Les premières minutes, la première demi-heure peut-être, de ce film m’ont semblé parfaites. On se sent subjugué par l’actrice, écrasé avec elle par ce qui lui arrive. Les lumières sont remarquablement belles, la caméra est à la distance juste pour émouvoir sans trop en faire ou manquer de respect, le cadrage est très harmonieux, les personnages ont aussi une grande consistance, comme s’ils avaient « habité » les acteurs avant le film.
J’ai même pensé, ravie, au cours de ces premières minutes : voilà un film à 4 étoiles.
L’histoire est la suivante : Umay, une jeune femme turque d’origine allemande décide de quitter Istanbul avec son fils pour retourner dans sa famille en Allemagne car son mari est violent et elle craint pour elle-même et son fils. L’accueil de ses proches ne sera pas celui qu’elle attend.
J’ai été frappée immédiatement par l’intensité des regards des acteurs dans ce film. Comme des billes d’obsidienne noires et luisantes. Une telle intensité est rare et elle me fascine toujours.
Ce qui est narré, montré, est difficile et on se trouve tiraillé en permanence entre le refus en tant qu’occidentaux de traditions ou conventions qui nient ou minimisent une violence faite aux corps et aux esprits que nous qualifions d’inacceptable à l’égard des femmes, mais aussi des hommes (le personnage du petit frère d’Umay est très convaincant) et la nécessaire acceptation d’une vivante différence, y compris culturelle et religieuse.
La réalisatrice a visiblement une très bonne connaissance de cette communauté turque en Allemagne et j’ai aimé la découvrir grâce à elle.

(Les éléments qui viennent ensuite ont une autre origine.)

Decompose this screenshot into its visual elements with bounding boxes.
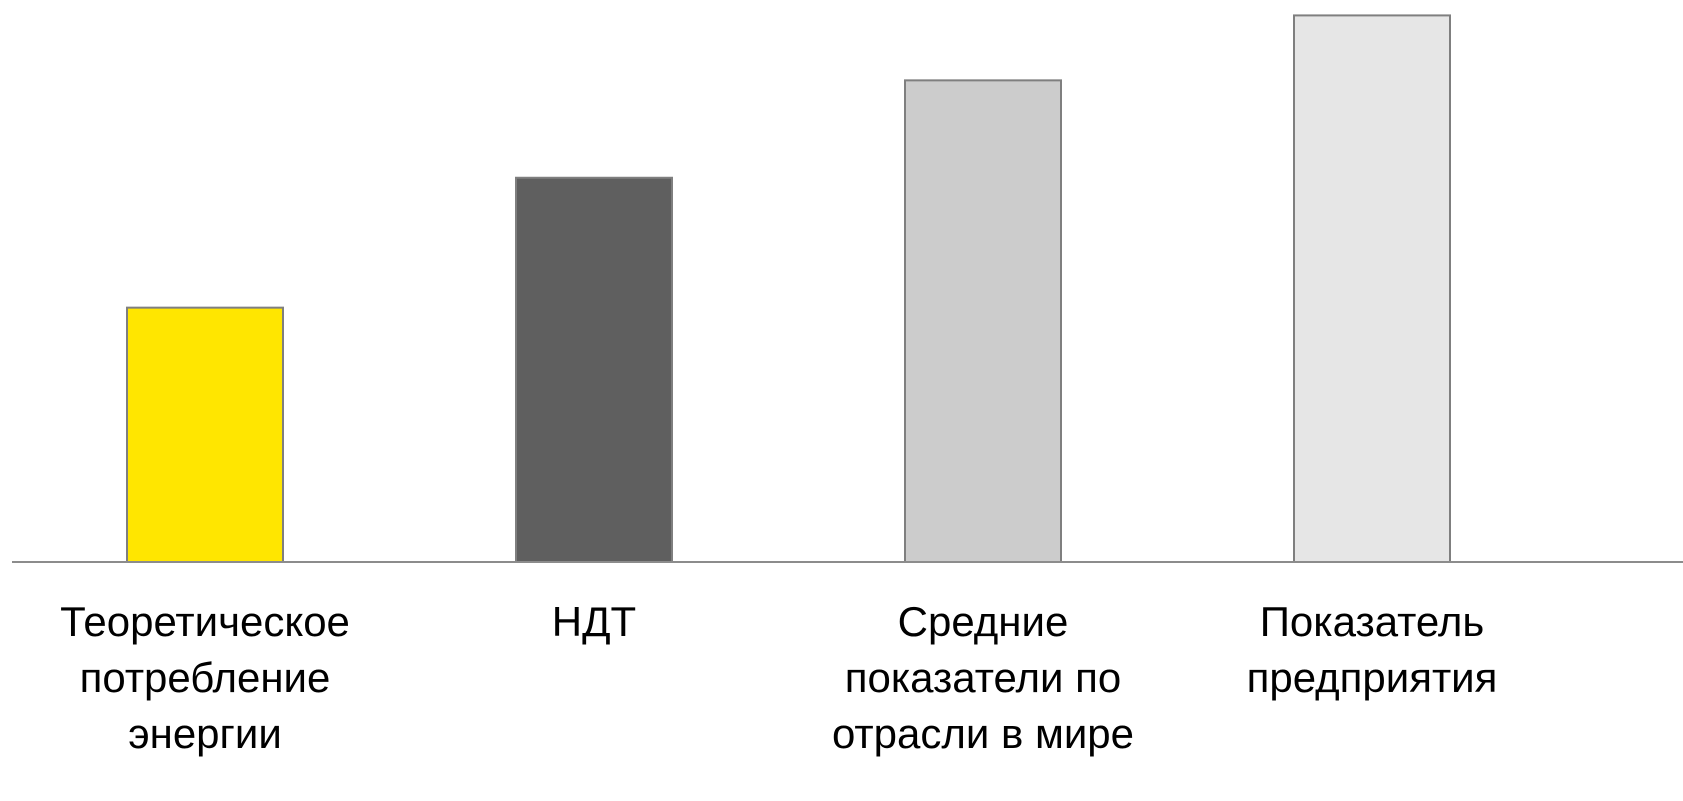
bar-industry-average (904, 79, 1062, 564)
bar-bat (515, 176, 673, 563)
category-label-bat: НДТ (551, 598, 637, 645)
bars-group (126, 14, 1451, 564)
category-label-enterprise: Показатель предприятия (1246, 598, 1498, 701)
category-label-theoretical: Теоретическое потребление энергии (60, 598, 350, 757)
category-label-industry-average: Средние показатели по отрасли в мире (831, 598, 1135, 757)
bar-theoretical (126, 306, 284, 563)
bar-enterprise (1293, 14, 1451, 564)
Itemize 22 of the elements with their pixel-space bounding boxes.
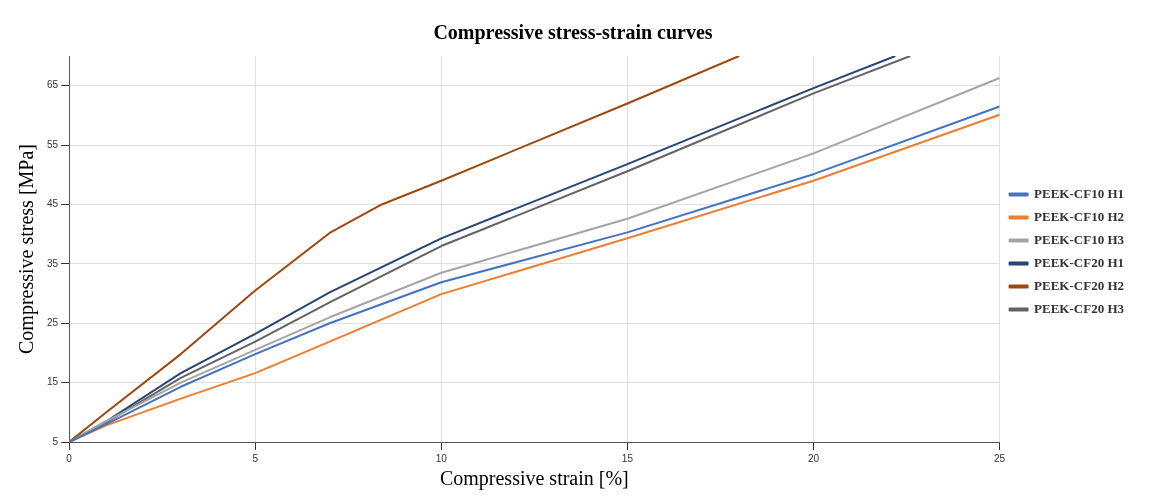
legend-label: PEEK-CF10 H2 bbox=[1034, 208, 1125, 224]
y-tick-label: 35 bbox=[47, 257, 59, 269]
x-tick-label: 15 bbox=[621, 452, 634, 464]
legend-label: PEEK-CF20 H3 bbox=[1034, 300, 1125, 316]
x-tick-label: 0 bbox=[66, 452, 73, 464]
y-tick-label: 15 bbox=[47, 376, 59, 388]
x-tick-label: 10 bbox=[435, 452, 448, 464]
x-axis-title: Compressive strain [%] bbox=[439, 467, 629, 491]
legend-label: PEEK-CF10 H3 bbox=[1034, 231, 1125, 247]
y-tick-label: 5 bbox=[52, 435, 59, 447]
y-tick-label: 55 bbox=[47, 138, 59, 150]
legend-label: PEEK-CF20 H1 bbox=[1034, 254, 1125, 270]
y-tick-label: 45 bbox=[47, 198, 59, 210]
y-axis-title: Compressive stress [MPa] bbox=[15, 144, 39, 354]
x-tick-label: 5 bbox=[252, 452, 259, 464]
x-tick-label: 20 bbox=[807, 452, 820, 464]
legend-label: PEEK-CF10 H1 bbox=[1034, 185, 1125, 201]
legend-label: PEEK-CF20 H2 bbox=[1034, 277, 1125, 293]
y-tick-label: 25 bbox=[47, 316, 59, 328]
y-tick-label: 65 bbox=[47, 79, 59, 91]
chart-title: Compressive stress-strain curves bbox=[433, 21, 713, 45]
x-tick-label: 25 bbox=[994, 452, 1006, 464]
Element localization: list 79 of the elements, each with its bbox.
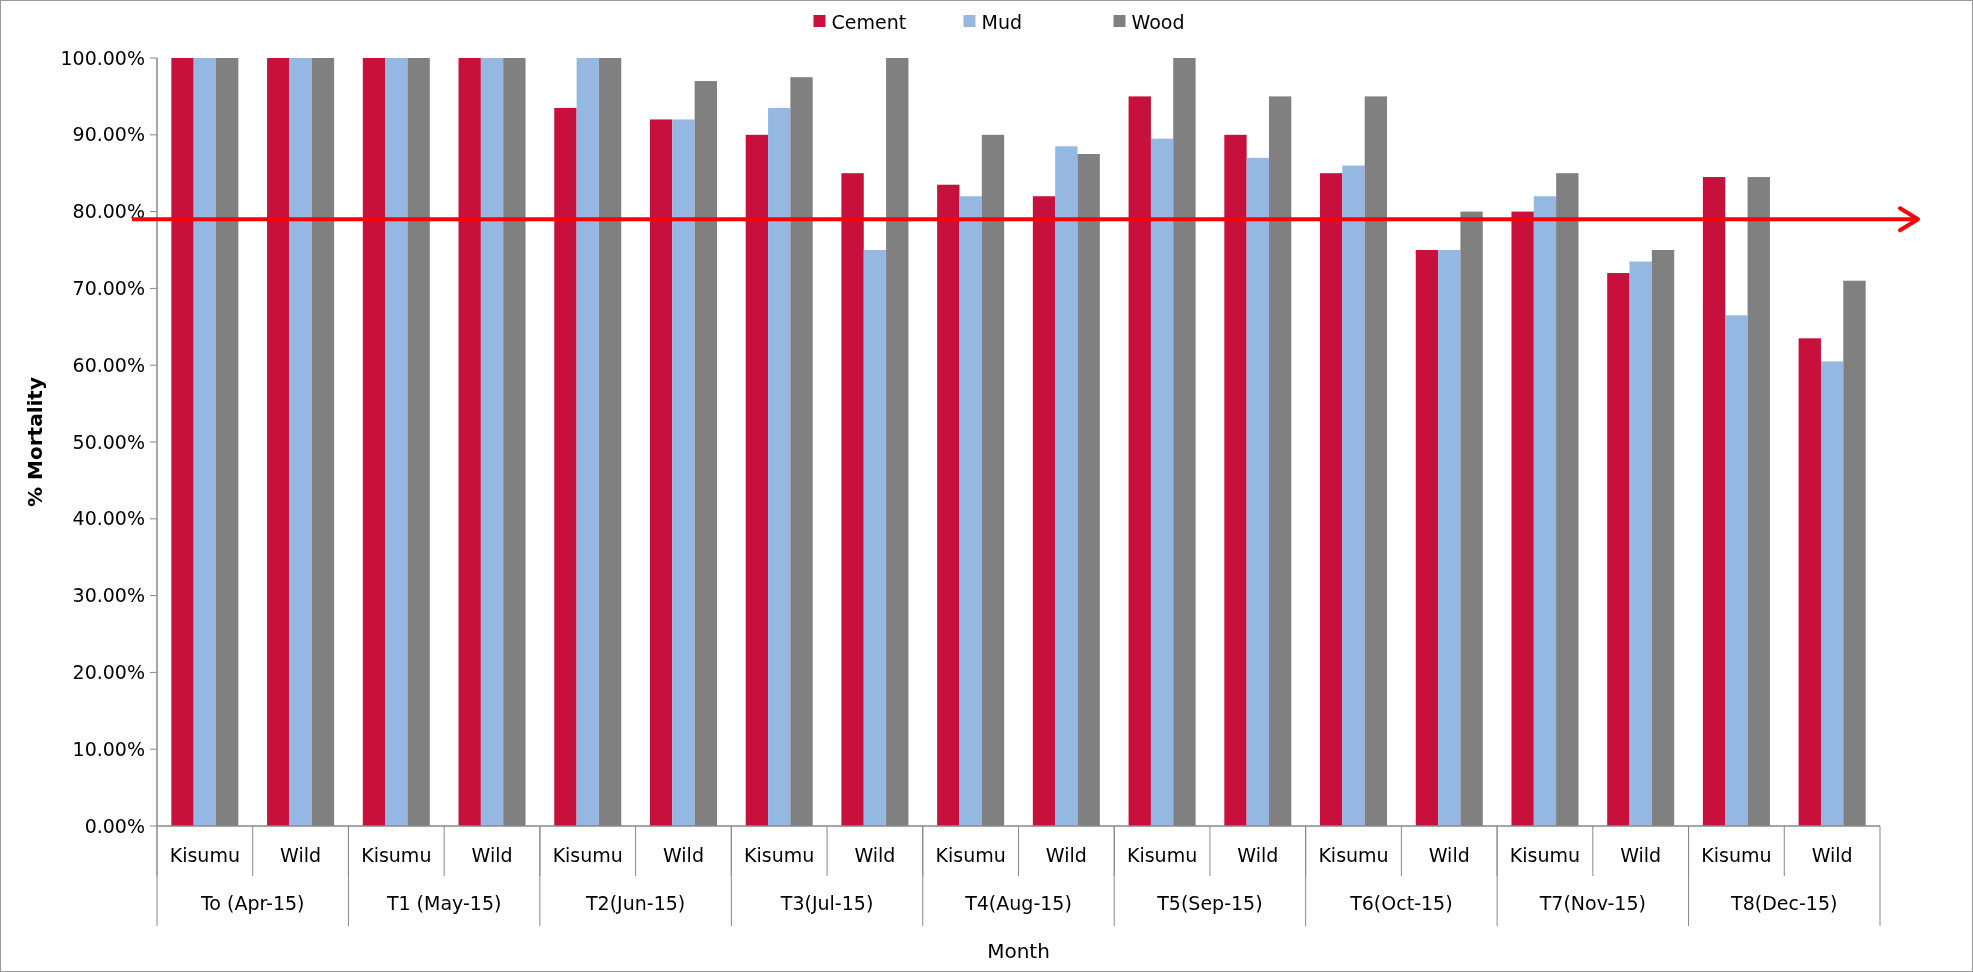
x-tick-label: Kisumu xyxy=(1318,844,1389,866)
x-tick-label: Wild xyxy=(471,844,513,866)
text: T3(Jul-15) xyxy=(779,892,874,914)
bar xyxy=(1725,315,1748,826)
x-tick-label: Wild xyxy=(854,844,896,866)
text: T4(Aug-15) xyxy=(964,892,1072,914)
x-tick-label: Kisumu xyxy=(1701,844,1772,866)
bar xyxy=(1511,211,1534,826)
y-tick-label: 40.00% xyxy=(72,507,145,530)
bar xyxy=(267,58,290,826)
x-tick-label: Wild xyxy=(1620,844,1662,866)
bar xyxy=(959,196,982,826)
bar xyxy=(1415,250,1439,826)
legend-label: Wood xyxy=(1131,10,1185,33)
text: T7(Nov-15) xyxy=(1538,892,1646,914)
bar xyxy=(480,58,504,826)
x-axis-title: Month xyxy=(987,939,1050,963)
x-tick-label: Kisumu xyxy=(935,844,1006,866)
bar xyxy=(1702,177,1726,826)
x-tick-label: Kisumu xyxy=(1126,844,1198,866)
y-tick-label: 20.00% xyxy=(72,661,145,684)
bar xyxy=(362,58,386,826)
bar xyxy=(289,58,312,826)
x-tick-label: Wild xyxy=(280,844,322,866)
bar xyxy=(1438,250,1461,826)
x-tick-label: Wild xyxy=(1237,844,1279,866)
y-tick-label: 50.00% xyxy=(72,430,145,453)
y-tick-label: 0.00% xyxy=(84,814,145,837)
x-tick-label: Kisumu xyxy=(552,844,623,866)
bar xyxy=(937,184,960,826)
bar xyxy=(745,134,769,826)
bar xyxy=(1820,361,1844,826)
bar xyxy=(1533,196,1557,826)
bar xyxy=(1128,96,1151,826)
x-tick-label: Kisumu xyxy=(361,844,432,866)
bar xyxy=(385,58,408,826)
x-tick-label: Kisumu xyxy=(744,844,815,866)
bar xyxy=(768,107,791,826)
legend-label: Mud xyxy=(981,10,1022,33)
bar xyxy=(649,119,673,826)
text: T2(Jun-15) xyxy=(584,892,686,914)
bar xyxy=(1629,261,1652,826)
bar xyxy=(1607,273,1630,826)
y-tick-label: 90.00% xyxy=(72,123,145,146)
bar xyxy=(672,119,695,826)
y-tick-label: 70.00% xyxy=(72,277,145,300)
bar xyxy=(1150,138,1174,826)
x-tick-label: Wild xyxy=(1811,844,1853,866)
y-tick-label: 60.00% xyxy=(72,353,145,376)
y-tick-label: 80.00% xyxy=(72,200,145,223)
bar xyxy=(458,58,481,826)
bar xyxy=(171,58,194,826)
y-tick-label: 10.00% xyxy=(72,737,145,760)
bar xyxy=(1224,134,1247,826)
x-tick-label: Kisumu xyxy=(1509,844,1581,866)
bar xyxy=(1798,338,1821,826)
legend-label: Cement xyxy=(831,10,907,33)
x-tick-label: Kisumu xyxy=(169,844,240,866)
text: T1 (May-15) xyxy=(385,892,502,914)
text: T5(Sep-15) xyxy=(1156,892,1263,914)
bar xyxy=(841,173,864,826)
bar xyxy=(863,250,887,826)
bar xyxy=(1342,165,1365,826)
bar xyxy=(1246,157,1269,826)
bar xyxy=(1055,146,1078,826)
x-tick-label: Wild xyxy=(662,844,704,866)
x-tick-label: Wild xyxy=(1045,844,1087,866)
bar xyxy=(193,58,217,826)
y-tick-label: 100.00% xyxy=(60,46,145,69)
bar xyxy=(1320,173,1343,826)
bar xyxy=(576,58,599,826)
text: T6(Oct-15) xyxy=(1349,892,1453,914)
text: To (Apr-15) xyxy=(199,892,305,914)
bar xyxy=(554,107,577,826)
text: T8(Dec-15) xyxy=(1730,892,1838,914)
x-tick-label: Wild xyxy=(1428,844,1470,866)
bar xyxy=(1032,196,1056,826)
y-axis-title: % Mortality xyxy=(23,377,47,507)
y-tick-label: 30.00% xyxy=(72,584,145,607)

Ces grandes qualités étant posées, je ne saurais pas dire exactement quand j’ai commencé à douter de mes 4 étoiles, mais à un certain point la musique était parfois légèrement de trop ou ne convenait pas (dans mon idée bien sûr) aux scènes, et l’histoire avec le jeune allemand, tout en étant très touchante, avait quelque chose de convenu dans la manière apparemment « idéale » (même si plausible ?) dont elle était montrée. La situation de l’héroïne était toujours voire encore plus épouvantable (à en culpabiliser presque de critiquer !!), mais il y avait un petit « trop » dans les scènes, la manière de filmer l’avancée dramatique du film.
Comme si le point de vue, imperceptiblement, non seulement laissait percer le regard de l’Occident mais en plus, et c’est là que le bât blesse un peu pour moi, forçait le nôtre.
Je n’ai pas aimé la fin. C’est là plus une question de logique cinématographique et de message délivré par le film que de jugement pur, je ne m’y attendais pas mais elle s’insère dans cette subtile limite dépassée par le film et/ou la réalisatrice, comme si, déjà horrifiés, nous devions trouver le tout encore plus « déchirant ». Une fin plus classique m’aurait, une fois n’est pas coutume, davantage parlé.
Découverte et vrai coup de cœur pour l’actrice Sibel Kekilli qui apporte énormément au film en réussissant à tenir ce rôle délicat avec beauté, finesse et expressivité.
Le titre (original et traduit) est bien choisi : parfois, on est vraiment « loin de chez soi ».